I watched all of the episodes of the Clone Wars cartoons recently. I had the first ten on tape for a while, but Teletoon has been airing the last 15 lately. It’s actually getting me pretty fired up for the movie. I went to starwars.com and looked at all the little commercials for ep iii as well. I sure hope it’s good. Or at least as good as Attack of the Clones, I don’t think that’s too much to ask. I heard Kevin Smith gave it a good review, but considering I hated Dogma, I’m not taking that too much to heart. Anyway – Clone Wars. Pretty good. The animation is good all around. It’s pretty clear that they used computers to animate the ships, but it’s clear because they move so fluidly, not because the style is different. Like in Futurama, the computer animated object style matches perfectly with the traditional animation. I wish they’d do that on Justice League.

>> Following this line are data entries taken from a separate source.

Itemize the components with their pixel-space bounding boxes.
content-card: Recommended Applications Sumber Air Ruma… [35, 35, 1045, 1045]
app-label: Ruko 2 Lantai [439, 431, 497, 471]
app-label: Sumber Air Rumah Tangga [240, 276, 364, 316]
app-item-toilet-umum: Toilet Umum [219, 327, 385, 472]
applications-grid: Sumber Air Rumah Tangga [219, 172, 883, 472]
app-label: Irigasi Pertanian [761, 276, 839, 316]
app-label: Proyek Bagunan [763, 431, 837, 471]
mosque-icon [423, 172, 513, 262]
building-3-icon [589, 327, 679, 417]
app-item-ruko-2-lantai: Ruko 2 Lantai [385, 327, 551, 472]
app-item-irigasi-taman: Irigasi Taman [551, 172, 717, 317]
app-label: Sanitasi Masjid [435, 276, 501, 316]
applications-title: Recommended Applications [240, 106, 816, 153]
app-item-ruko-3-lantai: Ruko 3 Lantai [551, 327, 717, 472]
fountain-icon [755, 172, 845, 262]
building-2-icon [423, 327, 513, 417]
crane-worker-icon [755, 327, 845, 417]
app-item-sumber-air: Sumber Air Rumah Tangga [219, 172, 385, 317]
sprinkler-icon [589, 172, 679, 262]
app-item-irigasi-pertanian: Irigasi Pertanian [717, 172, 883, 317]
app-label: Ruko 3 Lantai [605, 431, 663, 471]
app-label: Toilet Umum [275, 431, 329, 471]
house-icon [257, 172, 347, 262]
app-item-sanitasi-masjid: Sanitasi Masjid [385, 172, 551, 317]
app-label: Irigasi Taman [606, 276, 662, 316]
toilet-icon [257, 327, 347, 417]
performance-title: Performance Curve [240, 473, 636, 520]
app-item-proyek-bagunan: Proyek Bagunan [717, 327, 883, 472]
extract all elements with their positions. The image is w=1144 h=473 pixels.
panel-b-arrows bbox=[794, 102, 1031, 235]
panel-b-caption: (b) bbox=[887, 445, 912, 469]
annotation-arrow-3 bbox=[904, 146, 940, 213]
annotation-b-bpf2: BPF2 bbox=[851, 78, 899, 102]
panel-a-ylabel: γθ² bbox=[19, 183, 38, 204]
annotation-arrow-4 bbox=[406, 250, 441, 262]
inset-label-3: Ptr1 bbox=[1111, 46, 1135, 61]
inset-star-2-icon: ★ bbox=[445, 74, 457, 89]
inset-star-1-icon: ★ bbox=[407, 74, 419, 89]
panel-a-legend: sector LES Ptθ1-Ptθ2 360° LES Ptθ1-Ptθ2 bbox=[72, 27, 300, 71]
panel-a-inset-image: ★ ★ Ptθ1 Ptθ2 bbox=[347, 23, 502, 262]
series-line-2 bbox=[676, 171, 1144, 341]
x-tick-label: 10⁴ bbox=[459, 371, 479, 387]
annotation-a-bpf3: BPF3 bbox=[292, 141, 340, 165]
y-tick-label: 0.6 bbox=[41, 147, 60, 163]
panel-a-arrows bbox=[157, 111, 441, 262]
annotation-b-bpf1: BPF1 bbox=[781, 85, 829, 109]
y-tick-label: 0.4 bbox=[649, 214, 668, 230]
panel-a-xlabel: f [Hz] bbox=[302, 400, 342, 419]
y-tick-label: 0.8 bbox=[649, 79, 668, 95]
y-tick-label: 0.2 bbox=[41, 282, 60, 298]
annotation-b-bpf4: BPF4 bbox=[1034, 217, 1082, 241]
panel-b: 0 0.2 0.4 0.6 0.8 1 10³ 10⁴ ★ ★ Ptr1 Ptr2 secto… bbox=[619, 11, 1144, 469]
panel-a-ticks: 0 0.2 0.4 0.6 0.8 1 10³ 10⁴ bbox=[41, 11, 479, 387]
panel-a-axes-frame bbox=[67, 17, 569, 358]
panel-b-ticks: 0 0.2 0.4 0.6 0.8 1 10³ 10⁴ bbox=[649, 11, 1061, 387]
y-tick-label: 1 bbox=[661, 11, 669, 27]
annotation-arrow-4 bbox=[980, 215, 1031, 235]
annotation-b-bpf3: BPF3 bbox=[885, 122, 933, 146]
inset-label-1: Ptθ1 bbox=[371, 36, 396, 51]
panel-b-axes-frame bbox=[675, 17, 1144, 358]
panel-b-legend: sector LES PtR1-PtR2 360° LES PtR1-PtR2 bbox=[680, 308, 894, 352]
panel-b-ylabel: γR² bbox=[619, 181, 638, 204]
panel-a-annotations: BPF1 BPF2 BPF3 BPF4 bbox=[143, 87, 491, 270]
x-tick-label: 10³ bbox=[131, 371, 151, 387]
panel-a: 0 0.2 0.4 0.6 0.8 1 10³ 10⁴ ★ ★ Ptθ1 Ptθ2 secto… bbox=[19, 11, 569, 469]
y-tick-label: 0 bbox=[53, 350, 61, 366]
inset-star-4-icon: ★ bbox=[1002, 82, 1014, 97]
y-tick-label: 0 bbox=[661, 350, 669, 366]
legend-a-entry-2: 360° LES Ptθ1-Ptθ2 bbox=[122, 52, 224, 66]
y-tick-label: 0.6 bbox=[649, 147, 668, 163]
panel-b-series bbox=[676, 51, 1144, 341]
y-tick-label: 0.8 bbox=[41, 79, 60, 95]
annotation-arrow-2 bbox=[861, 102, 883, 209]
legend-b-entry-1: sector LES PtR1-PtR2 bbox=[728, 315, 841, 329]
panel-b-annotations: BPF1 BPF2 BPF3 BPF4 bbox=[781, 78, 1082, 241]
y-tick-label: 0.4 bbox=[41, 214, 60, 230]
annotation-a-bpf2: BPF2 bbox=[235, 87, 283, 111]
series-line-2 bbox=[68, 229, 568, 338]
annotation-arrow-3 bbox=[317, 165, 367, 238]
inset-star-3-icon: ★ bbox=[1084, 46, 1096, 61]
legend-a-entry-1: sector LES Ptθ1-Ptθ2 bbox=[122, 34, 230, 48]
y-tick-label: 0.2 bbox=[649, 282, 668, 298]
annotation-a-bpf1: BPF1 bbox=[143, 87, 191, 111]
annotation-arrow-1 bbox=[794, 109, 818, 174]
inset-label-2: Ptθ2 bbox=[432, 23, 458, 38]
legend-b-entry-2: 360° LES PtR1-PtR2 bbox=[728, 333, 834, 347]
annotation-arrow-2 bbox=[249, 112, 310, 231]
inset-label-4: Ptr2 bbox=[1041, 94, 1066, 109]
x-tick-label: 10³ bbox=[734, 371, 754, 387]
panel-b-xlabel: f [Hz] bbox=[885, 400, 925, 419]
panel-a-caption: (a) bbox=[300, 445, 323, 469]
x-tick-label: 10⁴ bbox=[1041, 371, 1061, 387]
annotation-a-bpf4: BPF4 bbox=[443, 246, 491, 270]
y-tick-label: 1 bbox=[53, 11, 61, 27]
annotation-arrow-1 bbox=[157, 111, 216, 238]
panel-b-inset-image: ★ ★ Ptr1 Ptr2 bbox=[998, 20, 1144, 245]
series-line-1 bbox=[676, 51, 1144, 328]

The one thing that bugs me the most in the cartoons is that the jedis seem overpowered, and their abilities are a little inconsistent with the films. Yoda, for example, uses the force to smash a big droid battle cruiser (the things that landed on Naboo and carried the droid army) into another one. Mace Windu piloted a droid ship by punching his hand into it and using the wires as reins. Stuff like that.
One thing that cartoons often fail at is interesting fight scenes – like sword fights. You just don’t get the ballet-like …what’s the word I’m looking for? Not orchestration. Anyway, that’s one thing that Genndy Tartakovsky seems to be pretty good at (see Samurai Jack). Sometimes (and not just in cartoons) you can clearly see what’s going on in the fight, but it’s too static. Other times the fight is dynamic, but you can’t tell what’s happening (like in movies where the actors actually have no fighting skills so they just use quick edits and CG). Tartakovsky uses interesting angles and interesting environments and interesting moves, all mixed up, and it’s good. It suffers a little bit from G.I. Joe syndrome, in which droids get mowed down but clones rarely get hit, but it’s not too bad. You do get the sense that living things are killed, which is what war is all about.
Another thing that impressed me is the voice acting. Not that the dialogue was particularly amazing (it was good), or that the delivery was bone-chilling, but that considering that Anthony Daniels was the only original voice from the films the voices were well cast. Yoda sounded like Oz, Windu sounded like Jackson, and Anakin sounded like Christensen – only better! They also introduced General Grievous, who [SPOILER SPOILER] will be in the movie and who is a jedi-whoppin’ cyborg sith.